Sevdiğim ilk adam! Hayatımdaki ilk erkek de diyebiliriz! Hani yaşanan ikili ilişkiler için derler ya 'Gözümü onunla açtım' diye. Aynen öyle...
Gözümü açtığımda gördüğüm ilk erkekti! :)
Sevgiyi, saygıyı, doğruluğu, dürüstlüğü, sessiz, sakin olabilmeyi, zararlı şeylerden, kavgalardan, tartışmalardan uzak durmayı, olaylar karşısında soğukkanlı olabilmeyi, ne iş yapılırsa yapılsın o işte en mükemmele ulaşmayı, yapılan her işte bir önceki işten daha iyi sonuç çıkarmayı, kendini sürekli geliştirmeyi, her yeni günde yeni şeyler öğrenebilmeyi, azimli olmayı, daha çok okumayı, bir şeyi yapacaksan şikayet etmeden yapmayı, bulunduğun ortama uygun yaşayabilmeyi ama daha iyi ortamlarda bulunabilmek için de çabalayıp çalışmayı, elinden geldiği kadarıyla iyi ve kaliteli yaşamayı, ne yaparlarsa yapsınlar her koşulda insanları sevmeyi, herkese saygı göstermeyi, kimsenin hakkını yememeyi ve hayatla ilgili birçok şeyi…

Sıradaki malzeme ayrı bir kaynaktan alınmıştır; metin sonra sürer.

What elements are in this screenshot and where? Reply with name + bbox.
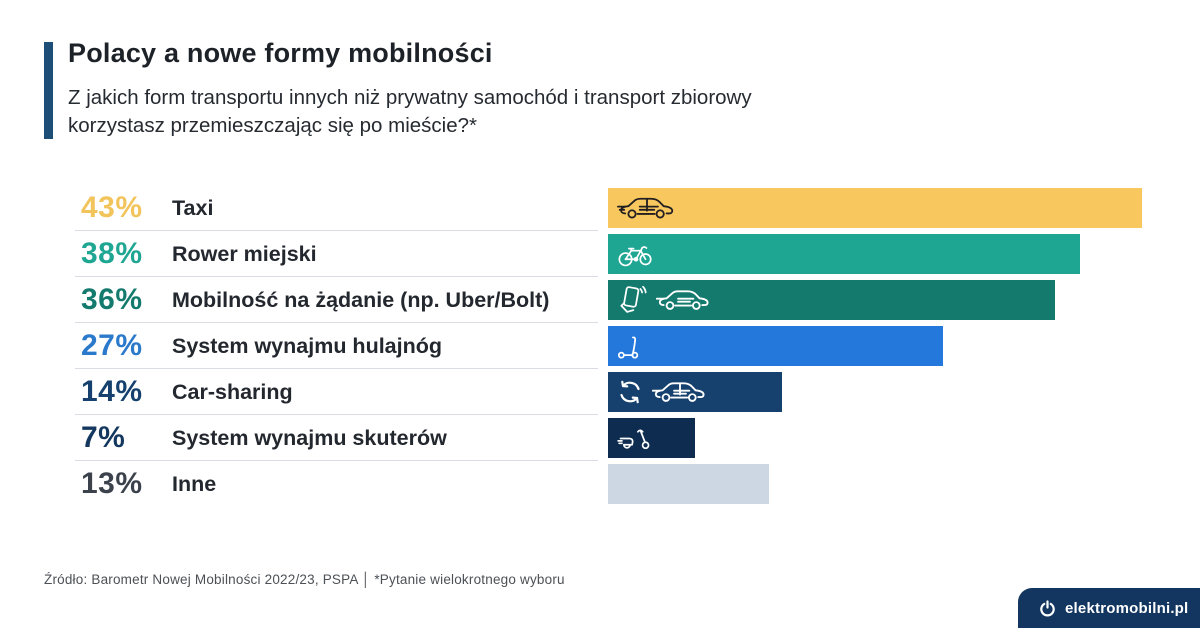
bar-track: [608, 234, 1142, 274]
bar-rower-miejski: [608, 234, 1080, 274]
chart-question-line1: Z jakich form transportu innych niż pryw…: [68, 86, 752, 109]
phone-in-hand-icon: [620, 285, 647, 313]
bar-skutery: [608, 418, 695, 458]
chart-row-car-sharing: 14% Car-sharing: [75, 369, 1142, 415]
car-icon: [656, 290, 709, 310]
percent-value: 7%: [81, 421, 126, 454]
bar-track: [608, 372, 1142, 412]
percent-value: 36%: [81, 283, 143, 316]
city-bike-icon: [618, 245, 652, 266]
bar-hulajnogi: [608, 326, 944, 366]
bar-track: [608, 464, 1142, 504]
bar-chart: 43% Taxi 38% Rower miejski: [75, 185, 1142, 507]
chart-row-hulajnogi: 27% System wynajmu hulajnóg: [75, 323, 1142, 369]
bar-mobilnosc-na-zadanie: [608, 280, 1056, 320]
percent-value: 38%: [81, 237, 143, 270]
bar-taxi: [608, 188, 1142, 228]
category-label: System wynajmu skuterów: [172, 425, 447, 450]
kick-scooter-icon: [617, 336, 639, 359]
source-note: Źródło: Barometr Nowej Mobilności 2022/2…: [44, 572, 565, 587]
sync-arrows-icon: [620, 380, 640, 404]
chart-row-skutery: 7% System wynajmu skuterów: [75, 415, 1142, 461]
category-label: Mobilność na żądanie (np. Uber/Bolt): [172, 287, 550, 312]
chart-question-line2: korzystasz przemieszczając się po mieści…: [68, 114, 477, 137]
page-title: Polacy a nowe formy mobilności: [68, 38, 493, 68]
chart-question: Z jakich form transportu innych niż pryw…: [68, 84, 752, 140]
percent-value: 43%: [81, 191, 143, 224]
percent-value: 27%: [81, 329, 143, 362]
chart-row-taxi: 43% Taxi: [75, 185, 1142, 231]
brand-badge: elektromobilni.pl: [1018, 588, 1200, 628]
car-icon: [652, 382, 705, 402]
category-label: Taxi: [172, 195, 214, 220]
moped-icon: [617, 429, 650, 449]
title-accent-bar: [44, 42, 53, 139]
percent-value: 13%: [81, 467, 143, 500]
taxi-car-icon: [617, 197, 674, 219]
percent-value: 14%: [81, 375, 143, 408]
category-label: System wynajmu hulajnóg: [172, 333, 442, 358]
chart-row-mobilnosc-na-zadanie: 36% Mobilność na żądanie (np. Uber/Bolt): [75, 277, 1142, 323]
brand-name: elektromobilni.pl: [1065, 599, 1189, 617]
category-label: Rower miejski: [172, 241, 317, 266]
bar-car-sharing: [608, 372, 782, 412]
bar-track: [608, 188, 1142, 228]
bar-track: [608, 418, 1142, 458]
category-label: Car-sharing: [172, 379, 293, 404]
power-icon: [1040, 599, 1055, 617]
bar-inne: [608, 464, 770, 504]
bar-track: [608, 326, 1142, 366]
chart-row-inne: 13% Inne: [81, 461, 1142, 507]
chart-row-rower-miejski: 38% Rower miejski: [75, 231, 1142, 277]
bar-track: [608, 280, 1142, 320]
category-label: Inne: [172, 471, 217, 496]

Bunları bana öğretmesinin yanı sıra... Seneler önce yarım bıraktığı üniversite eğitimine 20 yıl sonra girdiği sınavı kazanarak yeniden başladı. Bölüm birincisi olarak üniversiteyi bitirmesiyle ‘Hiçbir şey için geç değil!” sözünü doğrulayan, şimdi ‘Öğretim Görevlisi’ olarak yoluna devam eden, azmin zaferini başarıyla taçlandıran…
Doğruluk, dürüstlük, azim, sevgi, saygı; senin diğer isimlerindir bende saklı olan…

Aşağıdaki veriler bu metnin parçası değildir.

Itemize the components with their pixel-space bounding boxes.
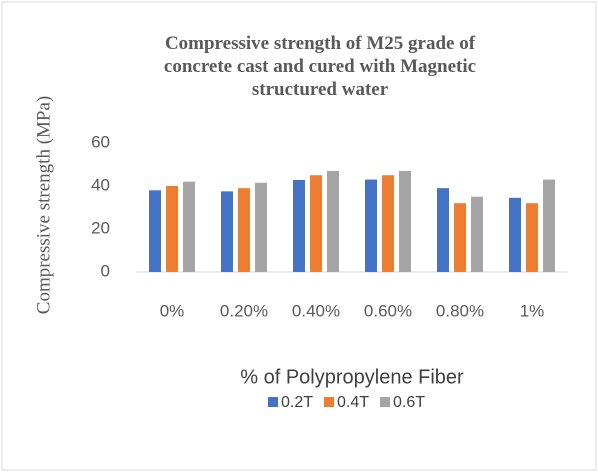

Ve bunları kendime ilke edindiğim…
Canım babacığım; Hasan Birgölge,
Yıllar önce; gazetecilik yapmak tutkusuyla, bir dergi - gazeteye girmek için çok çabalayıp da sonuç alamadığım dönemlerin birinde, şu an Doğan Burda Risolli Yayıncılık'ın CEO'su ve Hürriyet Gazetesi'nde köşe yazarlığı yapan, ama bağlantı kurduğum o yıl Milliyet Gazetesi’nin Genel Yayın Yönetmeni olan Mehmet Y. Yılmaz’a şöyle dediğimi hatırlıyorum. “Ben gazeteci olmak istiyorum. Bu konuda yetenekli olduğum belirtiliyor. Ama tutkuyla çalışmak istediğim mesleği yapamıyor, bir gazeteye giremiyorum. Gazeteci olmak için illa gazeteden tanıdıklarımın olması mı gerek, yoksa yetenek mi?” dediğimde “Tabii ki yetenek! Hemen geliyorsun, bu konuyu konuşuyoruz” olmuştu aldığım cevap. :)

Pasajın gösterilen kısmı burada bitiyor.